I bought the beans to go with a Southern-style dinner I'd planned for tonight. I had yellow squash in the fridge and had not had a corn bread fix in a couple of weeks. I borrowed a couple of ideas from this Jamie Oliver recipe and created this Home-style Cranberry Bean recipe:
Home-style Cranberry Beans
- 1 tablespoon olive oil
- 1/4 cup minced onion
- 1 1/2 pounds Cranberry beans, shelled
- 2 cups chicken broth
- 1-2 cloves garlic, peeled
- 1 medium red potato
- 1 bay leaf
- 1 small sprig fresh thyme
- 1/4 teaspoon ground black pepper
- 1/2 cup finely chopped fresh tomato
- 1/4 teaspoon Kosher salt, or to taste
- Heat the olive oil in a medium saucepan over medium-high heat.
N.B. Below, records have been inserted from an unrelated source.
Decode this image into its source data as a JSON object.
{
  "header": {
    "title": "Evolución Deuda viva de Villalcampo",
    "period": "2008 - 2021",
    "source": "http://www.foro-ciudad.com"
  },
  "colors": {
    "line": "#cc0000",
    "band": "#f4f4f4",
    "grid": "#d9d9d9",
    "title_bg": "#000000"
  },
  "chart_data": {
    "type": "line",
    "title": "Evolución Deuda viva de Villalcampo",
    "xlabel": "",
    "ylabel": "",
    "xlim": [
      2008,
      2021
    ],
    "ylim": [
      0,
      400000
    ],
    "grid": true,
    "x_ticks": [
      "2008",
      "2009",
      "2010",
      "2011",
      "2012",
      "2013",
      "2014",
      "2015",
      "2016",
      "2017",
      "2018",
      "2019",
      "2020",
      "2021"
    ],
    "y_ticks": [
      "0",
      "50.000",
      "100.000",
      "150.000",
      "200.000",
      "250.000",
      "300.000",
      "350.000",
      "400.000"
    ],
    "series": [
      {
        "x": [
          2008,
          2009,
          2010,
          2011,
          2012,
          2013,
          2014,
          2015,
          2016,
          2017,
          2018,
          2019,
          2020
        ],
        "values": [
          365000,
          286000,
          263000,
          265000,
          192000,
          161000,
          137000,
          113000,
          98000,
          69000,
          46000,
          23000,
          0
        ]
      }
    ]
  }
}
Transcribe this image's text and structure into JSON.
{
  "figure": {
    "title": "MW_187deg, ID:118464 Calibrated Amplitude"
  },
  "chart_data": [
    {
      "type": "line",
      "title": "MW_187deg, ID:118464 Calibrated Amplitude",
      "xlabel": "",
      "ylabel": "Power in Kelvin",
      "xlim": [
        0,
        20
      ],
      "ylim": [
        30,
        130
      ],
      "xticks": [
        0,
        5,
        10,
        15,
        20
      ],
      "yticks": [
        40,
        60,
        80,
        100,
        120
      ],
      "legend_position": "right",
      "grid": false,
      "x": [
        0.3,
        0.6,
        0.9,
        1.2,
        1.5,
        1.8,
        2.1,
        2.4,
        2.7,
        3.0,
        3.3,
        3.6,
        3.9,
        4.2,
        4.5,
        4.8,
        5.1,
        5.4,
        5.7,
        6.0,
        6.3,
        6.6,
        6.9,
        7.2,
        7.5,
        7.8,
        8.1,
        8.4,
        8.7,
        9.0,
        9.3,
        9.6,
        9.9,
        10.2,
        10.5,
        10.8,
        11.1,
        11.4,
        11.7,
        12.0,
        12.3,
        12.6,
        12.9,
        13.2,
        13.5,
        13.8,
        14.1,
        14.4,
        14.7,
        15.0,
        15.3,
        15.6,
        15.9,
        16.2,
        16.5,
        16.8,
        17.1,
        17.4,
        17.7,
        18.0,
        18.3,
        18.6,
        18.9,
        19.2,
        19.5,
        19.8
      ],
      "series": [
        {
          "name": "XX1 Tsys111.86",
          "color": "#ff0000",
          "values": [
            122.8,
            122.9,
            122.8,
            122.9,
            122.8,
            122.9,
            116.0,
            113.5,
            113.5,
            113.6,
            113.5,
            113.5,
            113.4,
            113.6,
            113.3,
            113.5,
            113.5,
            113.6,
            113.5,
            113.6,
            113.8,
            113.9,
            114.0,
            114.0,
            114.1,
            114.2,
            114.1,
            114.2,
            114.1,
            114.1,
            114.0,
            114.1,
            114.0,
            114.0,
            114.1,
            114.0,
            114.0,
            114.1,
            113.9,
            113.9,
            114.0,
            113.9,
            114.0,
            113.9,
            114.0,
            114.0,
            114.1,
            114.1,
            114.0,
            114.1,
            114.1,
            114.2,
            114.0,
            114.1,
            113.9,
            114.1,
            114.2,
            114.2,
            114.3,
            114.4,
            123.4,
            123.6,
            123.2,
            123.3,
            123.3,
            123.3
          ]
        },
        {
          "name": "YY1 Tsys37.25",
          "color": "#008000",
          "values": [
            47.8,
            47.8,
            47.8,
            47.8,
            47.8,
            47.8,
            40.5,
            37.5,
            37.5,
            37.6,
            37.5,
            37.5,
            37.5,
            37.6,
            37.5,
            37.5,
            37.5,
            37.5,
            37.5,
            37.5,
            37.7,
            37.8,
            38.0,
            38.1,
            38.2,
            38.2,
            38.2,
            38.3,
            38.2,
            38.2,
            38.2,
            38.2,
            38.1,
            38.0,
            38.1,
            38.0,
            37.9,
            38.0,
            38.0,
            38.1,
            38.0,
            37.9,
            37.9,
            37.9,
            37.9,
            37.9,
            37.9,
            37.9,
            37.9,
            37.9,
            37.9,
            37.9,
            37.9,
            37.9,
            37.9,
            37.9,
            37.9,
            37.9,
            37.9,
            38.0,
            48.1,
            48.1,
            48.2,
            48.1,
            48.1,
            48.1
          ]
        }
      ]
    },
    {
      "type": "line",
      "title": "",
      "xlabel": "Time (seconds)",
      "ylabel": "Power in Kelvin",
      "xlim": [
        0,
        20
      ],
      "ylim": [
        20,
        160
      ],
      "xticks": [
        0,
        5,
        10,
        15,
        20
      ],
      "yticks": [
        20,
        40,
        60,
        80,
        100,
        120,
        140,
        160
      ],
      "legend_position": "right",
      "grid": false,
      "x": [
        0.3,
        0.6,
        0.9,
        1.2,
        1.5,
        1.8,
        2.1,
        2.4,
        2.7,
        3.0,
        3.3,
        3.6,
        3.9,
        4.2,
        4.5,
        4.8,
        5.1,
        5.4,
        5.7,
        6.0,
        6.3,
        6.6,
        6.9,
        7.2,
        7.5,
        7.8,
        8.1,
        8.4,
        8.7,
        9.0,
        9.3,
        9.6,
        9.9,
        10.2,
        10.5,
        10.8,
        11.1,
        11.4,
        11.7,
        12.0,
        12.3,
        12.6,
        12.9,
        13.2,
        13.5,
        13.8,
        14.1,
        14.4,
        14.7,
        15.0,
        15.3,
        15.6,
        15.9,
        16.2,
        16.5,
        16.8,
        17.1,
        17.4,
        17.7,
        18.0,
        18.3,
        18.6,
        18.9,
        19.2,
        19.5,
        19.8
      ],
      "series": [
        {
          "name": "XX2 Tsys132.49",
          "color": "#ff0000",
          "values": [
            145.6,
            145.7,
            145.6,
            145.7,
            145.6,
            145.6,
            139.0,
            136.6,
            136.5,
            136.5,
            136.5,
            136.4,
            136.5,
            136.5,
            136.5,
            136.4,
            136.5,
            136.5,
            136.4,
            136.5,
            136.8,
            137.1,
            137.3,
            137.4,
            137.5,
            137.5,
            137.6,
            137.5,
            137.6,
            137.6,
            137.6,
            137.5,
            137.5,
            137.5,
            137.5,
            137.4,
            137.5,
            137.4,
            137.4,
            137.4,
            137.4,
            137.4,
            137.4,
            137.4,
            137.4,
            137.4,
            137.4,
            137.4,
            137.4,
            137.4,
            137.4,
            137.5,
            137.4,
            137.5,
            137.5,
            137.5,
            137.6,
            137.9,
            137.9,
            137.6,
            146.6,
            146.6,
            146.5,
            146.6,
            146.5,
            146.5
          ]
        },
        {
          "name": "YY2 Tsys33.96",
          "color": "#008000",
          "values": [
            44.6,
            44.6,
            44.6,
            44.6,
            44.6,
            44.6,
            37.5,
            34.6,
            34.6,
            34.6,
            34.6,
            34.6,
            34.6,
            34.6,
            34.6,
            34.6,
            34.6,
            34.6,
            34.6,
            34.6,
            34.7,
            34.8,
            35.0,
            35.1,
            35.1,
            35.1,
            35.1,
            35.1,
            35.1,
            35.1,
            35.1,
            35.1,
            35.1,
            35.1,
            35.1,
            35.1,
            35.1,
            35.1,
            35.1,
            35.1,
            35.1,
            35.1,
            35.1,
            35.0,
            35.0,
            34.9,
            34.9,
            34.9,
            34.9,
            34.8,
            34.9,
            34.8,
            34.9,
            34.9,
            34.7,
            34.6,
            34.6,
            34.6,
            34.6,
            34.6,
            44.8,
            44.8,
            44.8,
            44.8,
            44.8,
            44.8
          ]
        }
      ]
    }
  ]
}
Saute the onion for 2-3 minutes until it begins to soften.
- Add the cranberry beans and stir to coat with the oil.
- Pour the chicken broth over the beans so that they are covered by about 2 inches of broth.
- Add the garlic, potato, bay leaf, thyme and pepper.
- Bring to a gentle boil, then turn down the heat to low, cover and simmer for about 45 minutes or until the beans soften.
- Discard the bay leaf and thyme.
- Remove the potato and garlic, mash until smooth, then stir back into the beans.
- Add the tomato and salt and simmer with the top off for 5-10 minutes until the desired consistency is achieved.
Yield: 4 servings
Prep time: 10 minutes
Cook time: 60 minutes
Cook time: 60 minutes
Cooked this way, the Cranberry beans have a creamy texture and somewhat nutty flavor, not unlike the resemblance of boiled peanuts to black-eyed peas. The beans were delicious alongside pork chops glazed with mayhaw jelly and mustard, yellow squash sauteed with onions, sliced tomatoes with basil and smoked Gouda and green onion corn bread muffins. We only have so many of these late summer meals left -- make the most of them!